Anyway, she’s always on me about going the self-publishing route.  She tells me that the reason I’m so eager to get published by an “established house,” is that I’m looking for recognition from someone who I imagine as being a member of an elite community, and this badge will signify that I have “succeeded”.

To a certain extent, she’s right.

Let us face the fact:  just about anyone can self-publish these days.  Ten years ago stories about daughter-stepfather trysts, college girls addicted to giving their instructors–male or female–oral sex, and women being gang-fucked by werewolves would have ended up on various website catering to those particular interests; these days they end up on Smashwords and/or Amazon.

There’s nothing wrong with any of the above–hey, you should see what my first story sale was–but for some writers, it’s does make them feel as if their accomplishments are rendered small because, when they see their book appear on a list of  recommended reading, their science fiction epic is sharing space with a story about a bored housewife who’s used witchcraft to take over her son’s body because she has a fantasy about impregnating his college-aged girlfriend.

Definitely doesn’t feel the same as finding your novel on the shelf next to William Gibson.

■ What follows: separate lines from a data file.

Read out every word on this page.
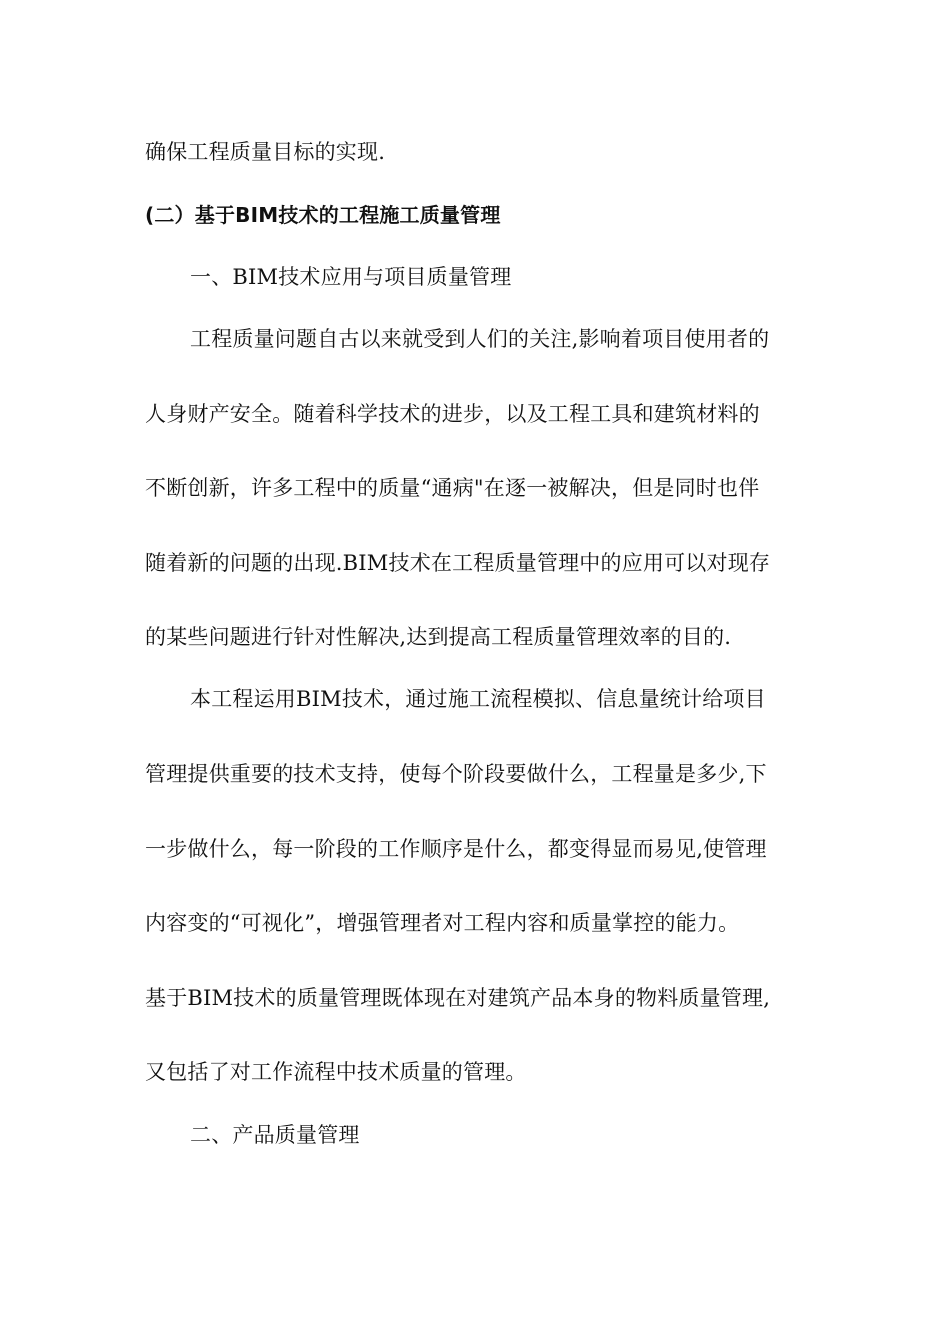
确保工程质量目标的实现.
(二）基于BIM技术的工程施工质量管理
一、BIM技术应用与项目质量管理
工程质量问题自古以来就受到人们的关注,影响着项目使用者的
人身财产安全。随着科学技术的进步，以及工程工具和建筑材料的
不断创新，许多工程中的质量“通病"在逐一被解决，但是同时也伴
随着新的问题的出现.BIM技术在工程质量管理中的应用可以对现存
的某些问题进行针对性解决,达到提高工程质量管理效率的目的.
本工程运用BIM技术，通过施工流程模拟、信息量统计给项目
管理提供重要的技术支持，使每个阶段要做什么，工程量是多少,下
一步做什么，每一阶段的工作顺序是什么，都变得显而易见,使管理
内容变的“可视化”，增强管理者对工程内容和质量掌控的能力。
基于BIM技术的质量管理既体现在对建筑产品本身的物料质量管理,
又包括了对工作流程中技术质量的管理。
二、产品质量管理
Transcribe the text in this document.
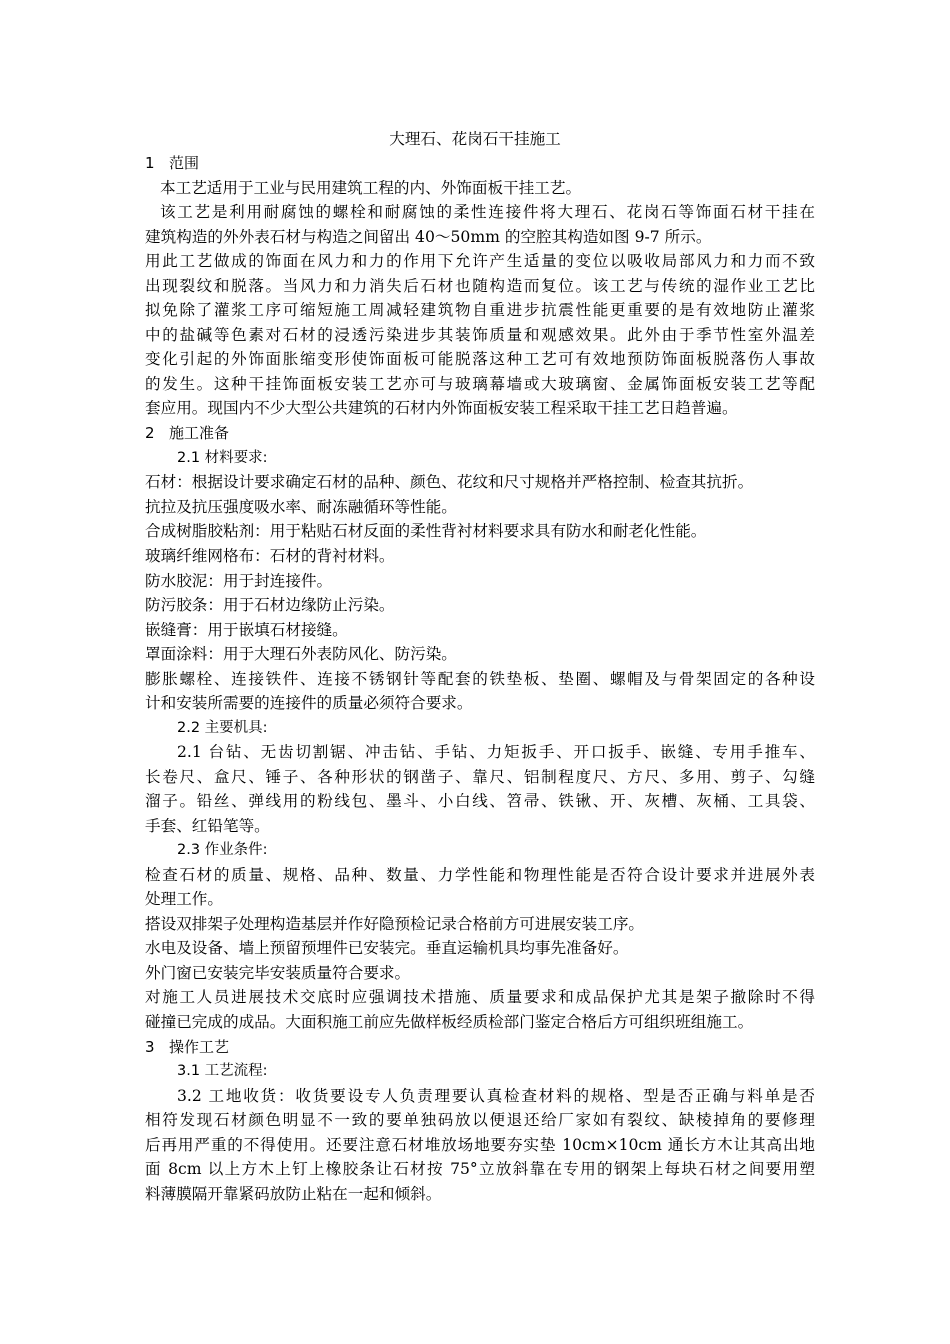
大理石、花岗石干挂施工
1 范围
本工艺适用于工业与民用建筑工程的内、外饰面板干挂工艺。
该工艺是利用耐腐蚀的螺栓和耐腐蚀的柔性连接件将大理石、花岗石等饰面石材干挂在
建筑构造的外外表石材与构造之间留出 40～50mm 的空腔其构造如图 9-7 所示。
用此工艺做成的饰面在风力和力的作用下允许产生适量的变位以吸收局部风力和力而不致
出现裂纹和脱落。当风力和力消失后石材也随构造而复位。该工艺与传统的湿作业工艺比
拟免除了灌浆工序可缩短施工周减轻建筑物自重进步抗震性能更重要的是有效地防止灌浆
中的盐碱等色素对石材的浸透污染进步其装饰质量和观感效果。此外由于季节性室外温差
变化引起的外饰面胀缩变形使饰面板可能脱落这种工艺可有效地预防饰面板脱落伤人事故
的发生。这种干挂饰面板安装工艺亦可与玻璃幕墙或大玻璃窗、金属饰面板安装工艺等配
套应用。现国内不少大型公共建筑的石材内外饰面板安装工程采取干挂工艺日趋普遍。
2 施工准备
2.1 材料要求:
石材：根据设计要求确定石材的品种、颜色、花纹和尺寸规格并严格控制、检查其抗折。
抗拉及抗压强度吸水率、耐冻融循环等性能。
合成树脂胶粘剂：用于粘贴石材反面的柔性背衬材料要求具有防水和耐老化性能。
玻璃纤维网格布：石材的背衬材料。
防水胶泥：用于封连接件。
防污胶条：用于石材边缘防止污染。
嵌缝膏：用于嵌填石材接缝。
罩面涂料：用于大理石外表防风化、防污染。
膨胀螺栓、连接铁件、连接不锈钢针等配套的铁垫板、垫圈、螺帽及与骨架固定的各种设
计和安装所需要的连接件的质量必须符合要求。
2.2 主要机具:
2.1 台钻、无齿切割锯、冲击钻、手钻、力矩扳手、开口扳手、嵌缝、专用手推车、
长卷尺、盒尺、锤子、各种形状的钢凿子、靠尺、铝制程度尺、方尺、多用、剪子、勾缝
溜子。铅丝、弹线用的粉线包、墨斗、小白线、笤帚、铁锹、开、灰槽、灰桶、工具袋、
手套、红铅笔等。
2.3 作业条件:
检查石材的质量、规格、品种、数量、力学性能和物理性能是否符合设计要求并进展外表
处理工作。
搭设双排架子处理构造基层并作好隐预检记录合格前方可进展安装工序。
水电及设备、墙上预留预埋件已安装完。垂直运输机具均事先准备好。
外门窗已安装完毕安装质量符合要求。
对施工人员进展技术交底时应强调技术措施、质量要求和成品保护尤其是架子撤除时不得
碰撞已完成的成品。大面积施工前应先做样板经质检部门鉴定合格后方可组织班组施工。
3 操作工艺
3.1 工艺流程:
3.2 工地收货：收货要设专人负责理要认真检查材料的规格、型是否正确与料单是否
相符发现石材颜色明显不一致的要单独码放以便退还给厂家如有裂纹、缺棱掉角的要修理
后再用严重的不得使用。还要注意石材堆放场地要夯实垫 10cm×10cm 通长方木让其高出地
面 8cm 以上方木上钉上橡胶条让石材按 75°立放斜靠在专用的钢架上每块石材之间要用塑
料薄膜隔开靠紧码放防止粘在一起和倾斜。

The thing is, we need to step beyond this belief.  The real recognition comes from people who by your stories, and better yet, enjoy them.  Even if Harper Voyager were to pick up my novel, does that mean it’ll sell?  Maybe.  The HV deals indicates they’ll edit and format and put up your ebook, and give it a few shots of publicity.  None of this guaranties sales–it just pats your ego on the head and tells you that, yeah baby, you’re there.

But if a book sees the light of day, and yet is never read, does that mean it was really published?

Talk to me in a few weeks and maybe I’ll have this figured out by then.